Researching the Long-Term Existence of Antibiotics in Minnesota Waterways

In a recent study, a group of scientists examined decades of sediment they had extracted from the bottoms of Minnesota lakes. They discovered while examining the sediment layers that antibiotics used in pharmaceuticals are accumulating in Minnesota lakes. Earlier studies had already demonstrated the presence of antibiotics in the water of the state’s lakes and streams. The University of Minnesota researchers sought to explain how long those drugs remain in lakes.

Using samples taken from sources that take in water from sewage plants, they tested sediment from Lake Pepin, Lake Winona and the Duluth harbor. The researchers focused their studies on 19 specific antibiotics and discovered that ten of the antibiotics were consistently showing up at low levels.

The problem with persistent low doses of antibiotics in the Minnesota waterways is that these antibiotics can lead to bacteria that are resistant to antibiotic treatment. It becomes evident that the pharmaceuticals that people are taking and or disposing of via the public sewers are winding up in Minnesota’s lakes and not just for a short time. Researchers had assumed that the discharged wastewater from treatment plants would see the antibiotics and other pharmaceuticals rapidly dissipate and be rendered harmless in the long term, but the scientists are now confirming that they are being introduced into the lakes’ sediment layers and persisting.

The World Health Organization has identified antibiotic resistance as one of the most significant threats to human health and food security. Synthetic antibiotics proved to be the most persistent of the drugs found in the sediment samples. This explains why antibiotics made through natural processes, which break down more readily than synthetic forms, were found in fewer incidences and at lower levels.

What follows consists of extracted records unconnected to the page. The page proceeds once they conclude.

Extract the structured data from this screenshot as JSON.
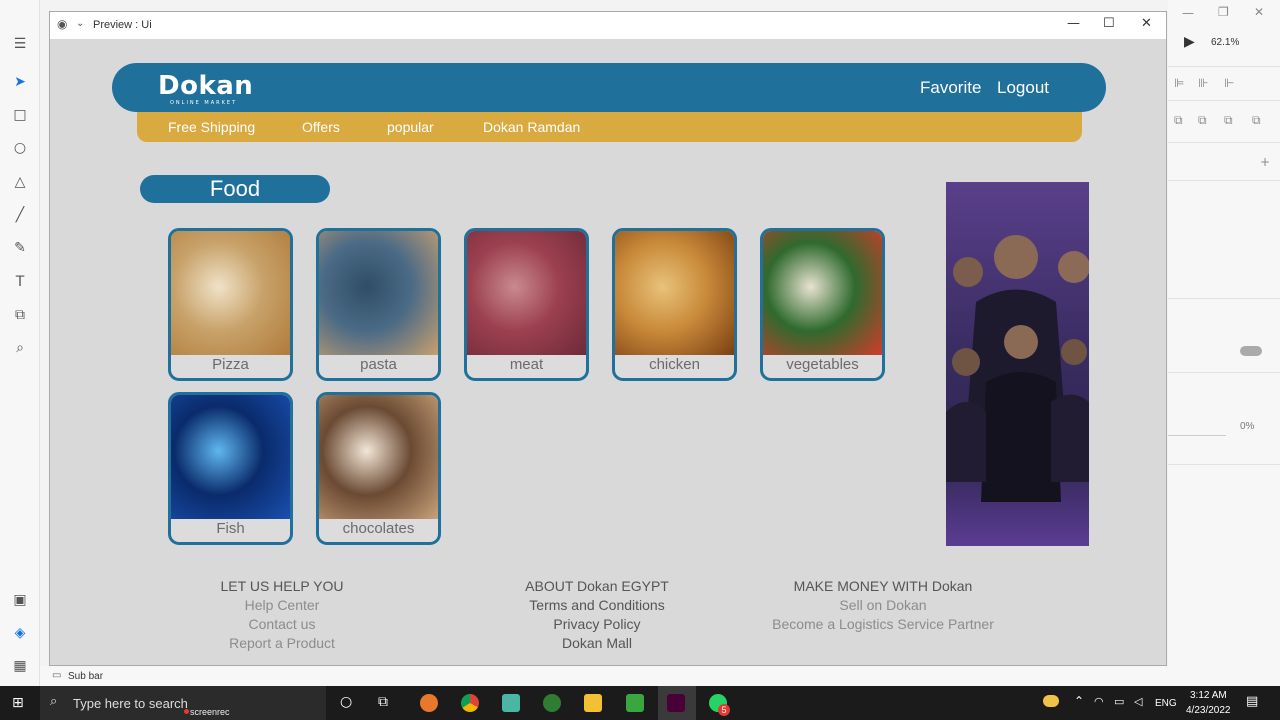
{
  "window": {
    "title": "Preview : Ui"
  },
  "xd": {
    "zoom": "62.1%",
    "opacity": "0%",
    "layer_name": "Sub bar"
  },
  "header": {
    "logo": "Dokan",
    "logo_sub": "ONLINE MARKET",
    "favorite": "Favorite",
    "logout": "Logout"
  },
  "subbar": {
    "items": [
      "Free Shipping",
      "Offers",
      "popular",
      "Dokan Ramdan"
    ]
  },
  "section": {
    "title": "Food"
  },
  "categories": [
    {
      "label": "Pizza",
      "colors": [
        "#c8a26a",
        "#b07a3a",
        "#f0e2c8"
      ]
    },
    {
      "label": "pasta",
      "colors": [
        "#4a6a86",
        "#c8a070",
        "#2f4d66"
      ]
    },
    {
      "label": "meat",
      "colors": [
        "#9c4050",
        "#6e2a38",
        "#c98a8f"
      ]
    },
    {
      "label": "chicken",
      "colors": [
        "#c98a3a",
        "#7a3f12",
        "#e8c27a"
      ]
    },
    {
      "label": "vegetables",
      "colors": [
        "#2f6a2e",
        "#d23b2b",
        "#e8e2d0"
      ]
    },
    {
      "label": "Fish",
      "colors": [
        "#0a2b6b",
        "#1a4fb0",
        "#5fb7f0"
      ]
    },
    {
      "label": "chocolates",
      "colors": [
        "#6b4a33",
        "#c9a27a",
        "#f2e6d6"
      ]
    }
  ],
  "footer": {
    "help": {
      "title": "LET US HELP YOU",
      "links": [
        "Help Center",
        "Contact us",
        "Report a Product"
      ]
    },
    "about": {
      "title": "ABOUT Dokan EGYPT",
      "links": [
        "Terms and Conditions",
        "Privacy Policy",
        "Dokan Mall"
      ]
    },
    "money": {
      "title": "MAKE MONEY WITH Dokan",
      "links": [
        "Sell on Dokan",
        "Become a Logistics Service Partner"
      ]
    }
  },
  "taskbar": {
    "search_placeholder": "Type here to search",
    "lang": "ENG",
    "time": "3:12 AM",
    "date": "4/23/2022",
    "badge": "5",
    "screenrec": "screenrec"
  },
  "colors": {
    "brand_blue": "#20709c",
    "brand_gold": "#d8aa3f"
  }
}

Antibiotic Samples in Sediment Date Back to the 1950s

The University of Minnesota research team dated the sediment extracted from the lake bottoms and were able to find antibiotics that traced back as far as the 1950s. By dating the sediment layers, the scientists were able to create a timeline that correlated to when specific antibiotics came to market. This modeling provides the scientists reasonable certainty to expect that as new pharmacological products reach the public, they will also show up in future sediment samples.

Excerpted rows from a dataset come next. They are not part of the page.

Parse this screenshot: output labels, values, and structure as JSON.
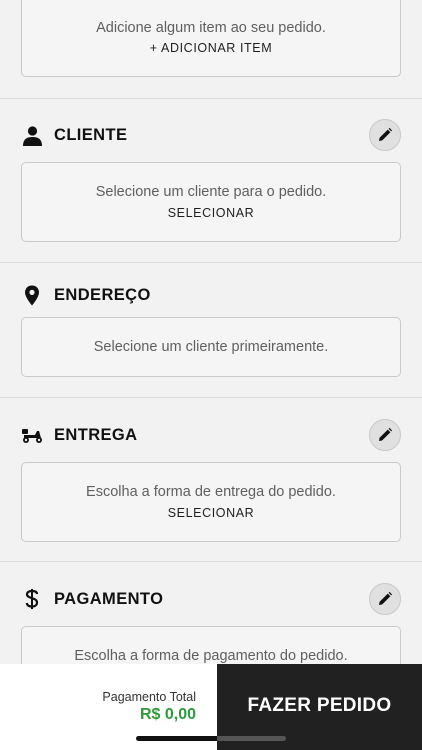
{
  "items": {
    "message": "Adicione algum item ao seu pedido.",
    "action": "+ ADICIONAR ITEM"
  },
  "cliente": {
    "title": "CLIENTE",
    "message": "Selecione um cliente para o pedido.",
    "action": "SELECIONAR",
    "icon": "person-icon"
  },
  "endereco": {
    "title": "ENDEREÇO",
    "message": "Selecione um cliente primeiramente.",
    "icon": "location-pin-icon"
  },
  "entrega": {
    "title": "ENTREGA",
    "message": "Escolha a forma de entrega do pedido.",
    "action": "SELECIONAR",
    "icon": "scooter-icon"
  },
  "pagamento": {
    "title": "PAGAMENTO",
    "message": "Escolha a forma de pagamento do pedido.",
    "icon": "dollar-icon"
  },
  "footer": {
    "total_label": "Pagamento Total",
    "total_value": "R$ 0,00",
    "order_button": "FAZER PEDIDO"
  },
  "colors": {
    "accent_green": "#2e9a3c",
    "dark_button": "#212121"
  }
}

The fact that antibiotics are used more widely for agriculture than for human treatments poses an interesting question, in that the extracted lake samples showed little evidence of the drugs commonly used to treat livestock. The scientists cannot prove that agriculture antibiotics are not insinuating themselves into the environment. Scientists are almost sure the antibiotics are doing just that, but assume they are not looking in the right place to find them. The theory is that farm animal waste applied to the land as fertilizer causes the antibiotics to bind to soil and keeps it from washing into lakes and streams. However, more research is necessary to reach any firm conclusion.

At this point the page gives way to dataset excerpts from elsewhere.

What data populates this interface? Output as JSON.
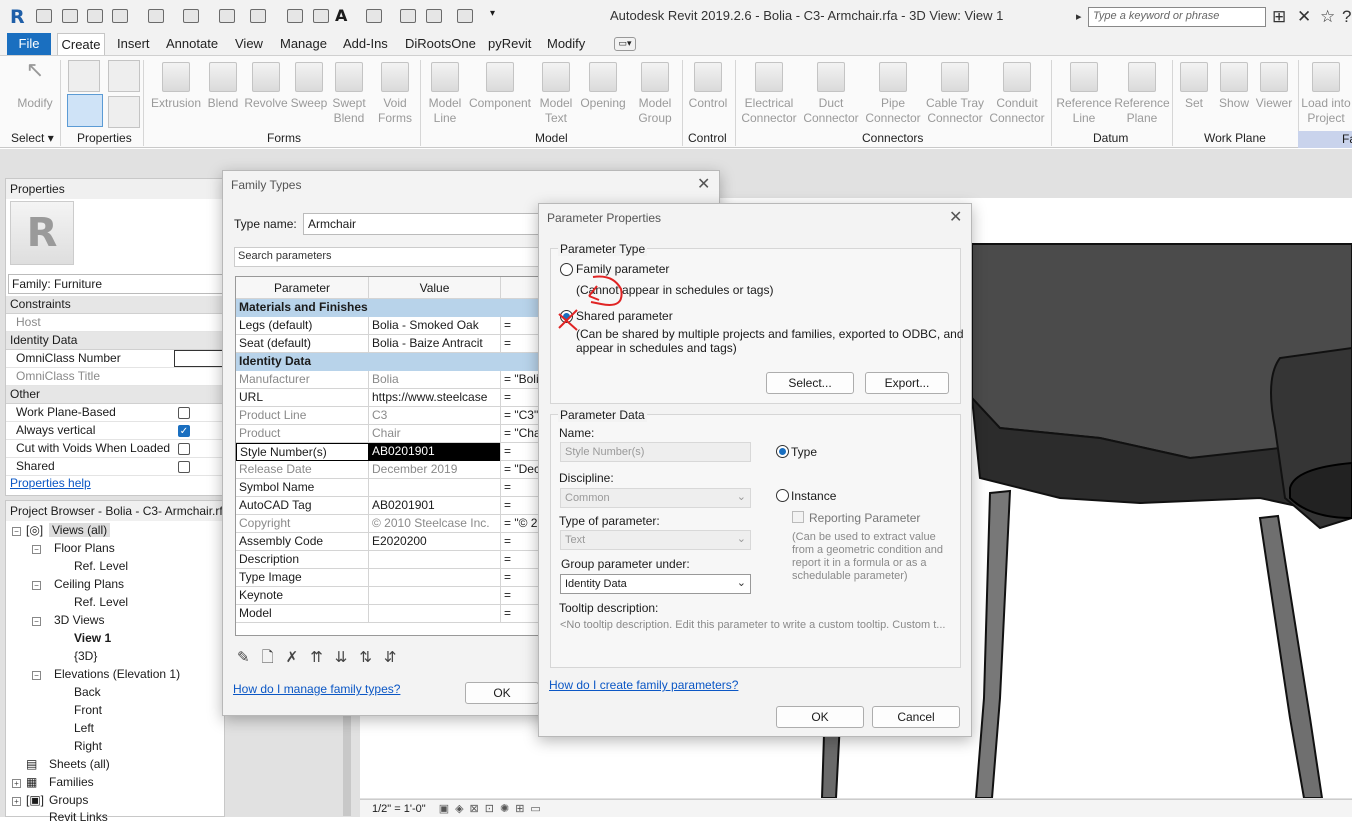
{
  "app": {
    "title": "Autodesk Revit 2019.2.6 - Bolia - C3- Armchair.rfa - 3D View: View 1",
    "logo": "R",
    "search_placeholder": "Type a keyword or phrase"
  },
  "menu_tabs": [
    "File",
    "Create",
    "Insert",
    "Annotate",
    "View",
    "Manage",
    "Add-Ins",
    "DiRootsOne",
    "pyRevit",
    "Modify"
  ],
  "ribbon": {
    "modify": "Modify",
    "select": "Select",
    "properties": "Properties",
    "forms_tools": [
      "Extrusion",
      "Blend",
      "Revolve",
      "Sweep",
      "Swept\nBlend",
      "Void\nForms"
    ],
    "model_tools": [
      "Model\nLine",
      "Component",
      "Model\nText",
      "Opening",
      "Model\nGroup"
    ],
    "control_tool": "Control",
    "connector_tools": [
      "Electrical\nConnector",
      "Duct\nConnector",
      "Pipe\nConnector",
      "Cable Tray\nConnector",
      "Conduit\nConnector"
    ],
    "datum_tools": [
      "Reference\nLine",
      "Reference\nPlane"
    ],
    "workplane_tools": [
      "Set",
      "Show",
      "Viewer"
    ],
    "load_tool": "Load into\nProject",
    "panels": [
      "Forms",
      "Model",
      "Control",
      "Connectors",
      "Datum",
      "Work Plane",
      "Fa"
    ]
  },
  "properties": {
    "title": "Properties",
    "family": "Family: Furniture",
    "constraints": "Constraints",
    "host": "Host",
    "identity_data": "Identity Data",
    "omniclass_number": "OmniClass Number",
    "omniclass_title": "OmniClass Title",
    "other": "Other",
    "rows": [
      {
        "label": "Work Plane-Based",
        "checked": false
      },
      {
        "label": "Always vertical",
        "checked": true
      },
      {
        "label": "Cut with Voids When Loaded",
        "checked": false
      },
      {
        "label": "Shared",
        "checked": false
      }
    ],
    "help": "Properties help"
  },
  "project_browser": {
    "title": "Project Browser - Bolia - C3- Armchair.rfa",
    "items": [
      "Views (all)",
      "Floor Plans",
      "Ref. Level",
      "Ceiling Plans",
      "Ref. Level",
      "3D Views",
      "View 1",
      "{3D}",
      "Elevations (Elevation 1)",
      "Back",
      "Front",
      "Left",
      "Right",
      "Sheets (all)",
      "Families",
      "Groups",
      "Revit Links"
    ]
  },
  "view_status": "1/2\" = 1'-0\"",
  "family_types": {
    "title": "Family Types",
    "type_name_label": "Type name:",
    "type_name": "Armchair",
    "search_placeholder": "Search parameters",
    "col_parameter": "Parameter",
    "col_value": "Value",
    "cat_materials": "Materials and Finishes",
    "cat_identity": "Identity Data",
    "rows": [
      {
        "param": "Legs (default)",
        "value": "Bolia - Smoked Oak",
        "formula": "=",
        "grey": false
      },
      {
        "param": "Seat (default)",
        "value": "Bolia - Baize Antracit",
        "formula": "=",
        "grey": false
      },
      {
        "param": "Manufacturer",
        "value": "Bolia",
        "formula": "= \"Bolia",
        "grey": true
      },
      {
        "param": "URL",
        "value": "https://www.steelcase",
        "formula": "=",
        "grey": false
      },
      {
        "param": "Product Line",
        "value": "C3",
        "formula": "= \"C3\"",
        "grey": true
      },
      {
        "param": "Product",
        "value": "Chair",
        "formula": "= \"Cha",
        "grey": true
      },
      {
        "param": "Style Number(s)",
        "value": "AB0201901",
        "formula": "=",
        "grey": false,
        "selected": true
      },
      {
        "param": "Release Date",
        "value": "December 2019",
        "formula": "= \"Dece",
        "grey": true
      },
      {
        "param": "Symbol Name",
        "value": "",
        "formula": "=",
        "grey": false
      },
      {
        "param": "AutoCAD Tag",
        "value": "AB0201901",
        "formula": "=",
        "grey": false
      },
      {
        "param": "Copyright",
        "value": "© 2010 Steelcase Inc.",
        "formula": "= \"© 2",
        "grey": true
      },
      {
        "param": "Assembly Code",
        "value": "E2020200",
        "formula": "=",
        "grey": false
      },
      {
        "param": "Description",
        "value": "",
        "formula": "=",
        "grey": false
      },
      {
        "param": "Type Image",
        "value": "",
        "formula": "=",
        "grey": false
      },
      {
        "param": "Keynote",
        "value": "",
        "formula": "=",
        "grey": false
      },
      {
        "param": "Model",
        "value": "",
        "formula": "=",
        "grey": false
      }
    ],
    "help_link": "How do I manage family types?",
    "ok": "OK"
  },
  "param_props": {
    "title": "Parameter Properties",
    "type_group": "Parameter Type",
    "family_param": "Family parameter",
    "family_note": "(Cannot appear in schedules or tags)",
    "shared_param": "Shared parameter",
    "shared_note": "(Can be shared by multiple projects and families, exported to ODBC, and\nappear in schedules and tags)",
    "select_btn": "Select...",
    "export_btn": "Export...",
    "data_group": "Parameter Data",
    "name_label": "Name:",
    "name_value": "Style Number(s)",
    "type_radio": "Type",
    "instance_radio": "Instance",
    "discipline_label": "Discipline:",
    "discipline_value": "Common",
    "reporting": "Reporting Parameter",
    "reporting_note": "(Can be used to extract value\nfrom a geometric condition and\nreport it in a formula or as a\nschedulable parameter)",
    "type_of_param_label": "Type of parameter:",
    "type_of_param_value": "Text",
    "group_under_label": "Group parameter under:",
    "group_under_value": "Identity Data",
    "tooltip_label": "Tooltip description:",
    "tooltip_value": "<No tooltip description. Edit this parameter to write a custom tooltip. Custom t...",
    "help_link": "How do I create family parameters?",
    "ok": "OK",
    "cancel": "Cancel"
  }
}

Currently, scientists are conducting DNA analyses to determine if there is a connection between antibiotics found in the lake sediments and the development of resistant bacteria. The desired goal would be to develop a predictive model that could assist in determining where antibiotic-resistant hot spots are most likely to grow in the environment.

Flushed Medications Pose a Significant Problem

This study proves that pharmaceuticals are making their way into the nation’s waterways and that serious consideration of eliminating the disposal or flushing of pharmaceutical products into sewer systems is a must. While there is no way to limit the levels of antibiotics entering the sewer systems in the form of human waste, everyone should be aware of the dangers presented by flushing medications of any kind down a toilet.

The problem of pharmaceuticals in our lakes and waterways is not limited to antibiotics – opioids, amphetamines, cocaine, nicotine and caffeine are showing up in considerable amounts. Some communities are taking preventative steps to protect the environment by creating drop-off sites for the collection of unused pharmaceuticals. The drugs are then sent to a central location and burned for energy.

What Can We Do to Reduce the Level of Pharmaceuticals in Lakes and Rivers

Individuals who care about the rising levels of pharmaceutical in our waters can do their part by never flushing or pouring unused medications into sinks or toilets. Almost all medicines can be thrown into the household trash. This includes prescription and over-the-counter drugs in pill form, liquids, drops, patches, creams, and inhalers.

While scientists continue to do the research needed to find a solution to the problem pharmaceuticals present in the creating strains of antibiotic-resistant bacteria, we can all take a more informed stance and never dispose of our unused medications by flushing them down the toilet and into the water supply.